Incidentally, I notice that The Guardian also claim that a latte has ten times the carbon footprint of a black tea, so in a sense they are saying that growing coffee causes climate change and this affects the poor farmers in Tanzania and Uganda. I wonder if they will report on the poor miners of Congo and elsewhere foraging for lithium to satisfy our thirst for electric cars.

john1T
3 years ago
Reply to  MTF

WEF/Gates know that if they get their net-zero propaganda machine to plant these stories in multiple news outlets at the same time then they will have more impact, and the less critically minded amongst us will be less likely to question them, even if they are quite clearly bullcrap.

TonyRS
TonyRS
3 years ago

The alarmists have been hunting around for a crop to become the agricultural equivalent of the polar bear. But once again it seems the numbers confound the alarmism.
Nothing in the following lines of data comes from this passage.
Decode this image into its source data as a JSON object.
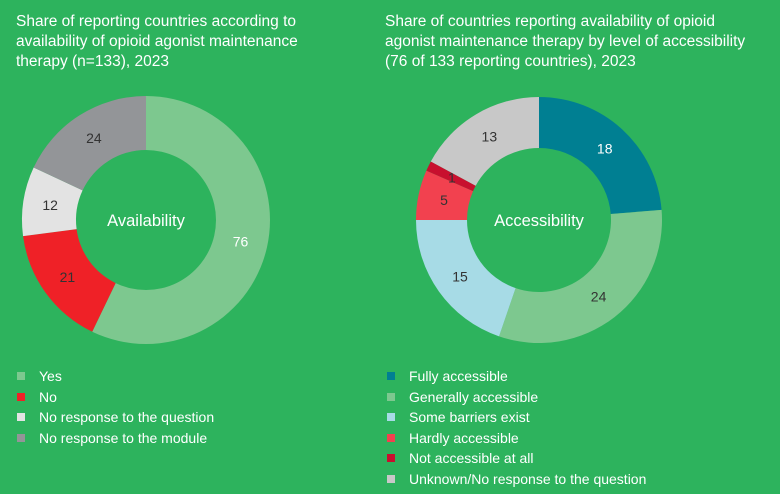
{
  "colors": {
    "background": "#2db35d",
    "yes": "#7dc88f",
    "no": "#ef2127",
    "no_response_question": "#e3e3e3",
    "no_response_module": "#939598",
    "fully_accessible": "#007f92",
    "generally_accessible": "#7dc88f",
    "some_barriers": "#a7dbe6",
    "hardly_accessible": "#f2414f",
    "not_accessible": "#c8102e",
    "unknown": "#c8c8c8"
  },
  "chart_data": [
    {
      "type": "pie",
      "title_lines": [
        "Share of reporting countries according to",
        "availability of opioid agonist maintenance",
        "therapy (n=133), 2023"
      ],
      "center_label": "Availability",
      "series": [
        {
          "name": "Yes",
          "value": 76,
          "label": "76",
          "color": "#7dc88f"
        },
        {
          "name": "No",
          "value": 21,
          "label": "21",
          "color": "#ef2127"
        },
        {
          "name": "No response to the question",
          "value": 12,
          "label": "12",
          "color": "#e3e3e3"
        },
        {
          "name": "No response to the module",
          "value": 24,
          "label": "24",
          "color": "#939598"
        }
      ],
      "legend_position": "bottom-left"
    },
    {
      "type": "pie",
      "title_lines": [
        "Share of countries reporting availability of opioid",
        "agonist maintenance therapy by level of accessibility",
        "(76 of 133 reporting countries), 2023"
      ],
      "center_label": "Accessibility",
      "series": [
        {
          "name": "Fully accessible",
          "value": 18,
          "label": "18",
          "color": "#007f92"
        },
        {
          "name": "Generally accessible",
          "value": 24,
          "label": "24",
          "color": "#7dc88f"
        },
        {
          "name": "Some barriers exist",
          "value": 15,
          "label": "15",
          "color": "#a7dbe6"
        },
        {
          "name": "Hardly accessible",
          "value": 5,
          "label": "5",
          "color": "#f2414f"
        },
        {
          "name": "Not accessible at all",
          "value": 1,
          "label": "1",
          "color": "#c8102e"
        },
        {
          "name": "Unknown/No response to the question",
          "value": 13,
          "label": "13",
          "color": "#c8c8c8"
        }
      ],
      "legend_position": "bottom-left"
    }
  ]
}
One wonders how much of hard earned tax money was spent perpetuating this extension of the CO2 nonsense, while ignoring real environmental problems like pollution.

Occams Pangolin Pie
3 years ago
Reply to  TonyRS

You can’t sue CO2, just as you can’t sue a virus.

jburns75
jburns75
3 years ago

Thanks to soaring fertilizer, transport and refinement costs, thanks to soaring energy costs, thanks to the demonization of a beneficial trace gas critical for life, those agricultural production graphs will soon fall in line with catastrophic climate predictions.

With persecution of farmers from Hertfordshire to Holland to Haiti, you have to wonder if this isn’t the point. Most of us will know exactly what’s going on, but it won’t make a difference. Politicians have been conditioned to believe that any view outside that endorsed by the Guardian and BBC – no matter how rabidly absurd – is dangerous ‘far right’ populism.

Lockdown Sceptic
3 years ago

Climate change the treadmill of lies

Stand in the Park Make friends & keep sane 

Sundays 10.30am to 11.30am
Elms Field 
near Everyman Cinema & play area
Wokingham RG40 2FE

Covid-1984
Covid-1984
3 years ago

The Guardian?. Wow, I bet that frightened the hell out of its 7 readers 🙄

lojolondon
lojolondon
3 years ago

Funny thing is that coffee grows in warm climates. So perhaps the “warning” should be that coffee will become easier to grow at home and therefore cheaper?? (Total logic failure by the warmists.)

GMO
GMO
3 years ago

Some are becoming very rich from the ‘humanity-caused climate change’ industry.
It keeps a lot of people employed.

GMO
GMO
3 years ago

I wonder if the increase in coffee production/ha has anything to do with the increased CO2 in the atmosphere.

Plants take in CO2 and with more CO2 they can become more productive.